OCTOBER 2022
Start of Fall
After what was a long summer, fall is in the air. Books have been selling quite well over the warm summer months. This year the Helicopter Association of Canada will be having their annual convention and trade show in Calgary Alberta between November 2 to the 4th at the Hyatt Regency Hotel. Helicopter Heritage Canada will be attending there with a booth selling both The Bell 47 Helicopter Story and Alberta Forestry Helicopters in Wildfire Management. Check out the special prices for the books at the convention. There will be a door prize/raffle for a two book set of Canav Books "Air Transport in Canada". The books also cover the history of helicopters with plenty of photographs along with other aviation history. This is one of author Larry Milberry's best and detailed coverage of air transport in Canada. Larry's website has this book for sale for his best price ever. Do not delay as they are going fast should one want to purchase. Drop by our booth and say hello.
The October 2022 issue of Vertical magazine will have my story on Canada's first commercial helicopter pilot Jack C. Charleson who learned to fly back in 1945 at the U S Army Air Forces flight school at Sheppard Field in Texas. I worked very close with his daughter Janice MacAulay to document the history of Jack Charleson when he was with the Department of Transport in Ottawa and later Piasacki Aircraft, Okanagan Helicopters and Canadian Pratt and Whitney. Jack became the first civilian to complete helicopter flight training in Canadian. He later became the Government of Canada's helicopter specialist. Photo above is Jack Charleson back in 1951 by DOT helicopter Bell 47D-1 CF-GXA. Photo credit: DOT. Vertical's October issue came out on October 12.
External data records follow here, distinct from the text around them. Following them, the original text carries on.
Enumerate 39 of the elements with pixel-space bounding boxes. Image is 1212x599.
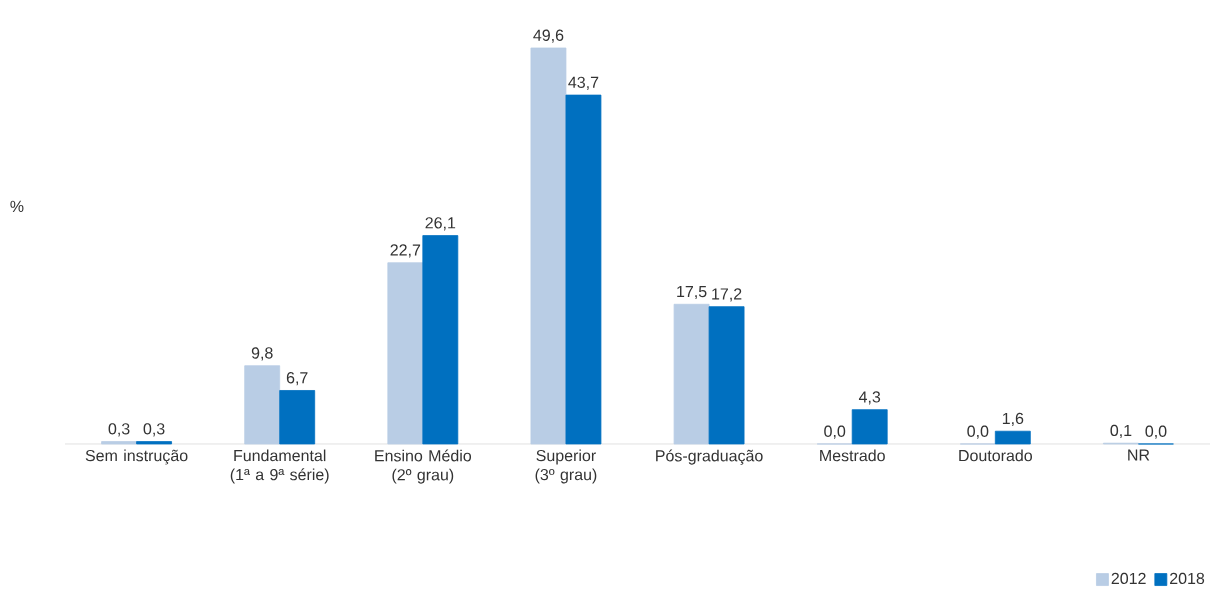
data-label: 4,3 bbox=[858, 391, 881, 405]
x-tick-label: Superior (3º grau) bbox=[535, 449, 597, 484]
data-label: 9,8 bbox=[251, 347, 273, 361]
bar bbox=[673, 303, 710, 445]
data-label: 0,3 bbox=[108, 423, 130, 437]
data-label: 0,0 bbox=[824, 425, 846, 439]
data-label: 0,1 bbox=[1110, 424, 1132, 438]
data-label: 0,0 bbox=[1145, 425, 1167, 439]
bar bbox=[851, 409, 888, 445]
data-label: 6,7 bbox=[286, 372, 308, 386]
data-label: 22,7 bbox=[390, 244, 421, 258]
x-tick-label: Doutorado bbox=[959, 449, 1033, 462]
bar bbox=[101, 441, 137, 445]
data-label: 17,5 bbox=[677, 286, 707, 300]
data-label: 0,3 bbox=[143, 423, 165, 437]
bar bbox=[136, 441, 172, 445]
x-tick-label: Pós-graduação bbox=[656, 449, 763, 465]
bar bbox=[708, 306, 745, 445]
legend-label: 2012 bbox=[1111, 572, 1146, 585]
bar bbox=[422, 235, 459, 445]
x-tick-label: Mestrado bbox=[820, 449, 885, 462]
y-axis-title: % bbox=[10, 200, 24, 212]
data-label: 17,2 bbox=[712, 288, 742, 302]
bar bbox=[387, 262, 424, 445]
x-tick-label: Fundamental (1ª a 9ª série) bbox=[230, 449, 329, 484]
bar bbox=[994, 430, 1031, 445]
data-label: 0,0 bbox=[967, 425, 989, 439]
legend-label: 2018 bbox=[1170, 572, 1205, 585]
bar bbox=[530, 47, 567, 445]
data-label: 49,6 bbox=[533, 29, 564, 43]
bar bbox=[279, 390, 316, 445]
x-tick-label: NR bbox=[1128, 449, 1150, 461]
data-label: 26,1 bbox=[425, 217, 456, 231]
data-label: 1,6 bbox=[1002, 412, 1024, 427]
bar bbox=[244, 365, 281, 445]
x-tick-label: Sem instrução bbox=[85, 449, 188, 465]
data-label: 43,7 bbox=[568, 76, 599, 90]
x-tick-label: Ensino Médio (2º grau) bbox=[375, 449, 472, 484]
bar bbox=[565, 94, 602, 445]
The feature story for this month covers the history in Canada of the "original" Canadian Helicopters formed back in 1952 by Paul Ostrander and Jack Fleming. Paul Ostrander had been a helicopter pilot for Skyways Services Ltd. out of Winnipeg, Manitoba back in 1947. In 1947 Skyways Services moved to Vancouver B.C. under contract with a local company. Skyways was later sold to Okanagan Air Services with Ostrander staying as a pilot with Carl Agar for a short time. He than returned to University.
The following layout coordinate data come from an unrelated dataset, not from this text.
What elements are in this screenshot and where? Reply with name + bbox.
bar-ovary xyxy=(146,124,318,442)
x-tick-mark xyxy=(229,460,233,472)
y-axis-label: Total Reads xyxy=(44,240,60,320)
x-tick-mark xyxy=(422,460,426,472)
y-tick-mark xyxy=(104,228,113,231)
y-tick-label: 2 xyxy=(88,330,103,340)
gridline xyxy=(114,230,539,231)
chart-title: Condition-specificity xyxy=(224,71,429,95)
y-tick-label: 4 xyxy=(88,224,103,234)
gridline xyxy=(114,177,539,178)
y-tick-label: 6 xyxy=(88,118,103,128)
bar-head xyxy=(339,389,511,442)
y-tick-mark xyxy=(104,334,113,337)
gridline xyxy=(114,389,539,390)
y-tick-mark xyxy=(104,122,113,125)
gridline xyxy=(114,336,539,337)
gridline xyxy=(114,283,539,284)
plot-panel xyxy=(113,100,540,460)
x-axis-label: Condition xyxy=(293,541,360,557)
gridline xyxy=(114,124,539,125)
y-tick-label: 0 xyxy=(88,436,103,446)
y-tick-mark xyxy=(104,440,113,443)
Paul joined the Helicopter Exploration Company owned by B.C.s, prospector Karl Springer, who hired Ostrander to fly his new Hiller 360 helicopter in 1949. Jack Fleming joined as the new helicopter air engineer on the Hiller helicopter. Ostrander stayed for about a year, returned to University and later found work with Hollinger Ungava Transport flying both DC-3s and Bell 47D-1s with Henry Gates in Quebec.
Paul, ever the entrepreneur, wanted his own helicopter company and in 1952 purchased a used Bell 47D helicopter CF-FCO from a company in New England with Jack Fleming joining as a partner and helicopter engineer. Their first job was a topographic and mapping survey in the NWT (Northwest Territories.) The new company was called Canadian Helicopters Ltd. out of Toronto, Ontario. Enjoy the historical helicopter article.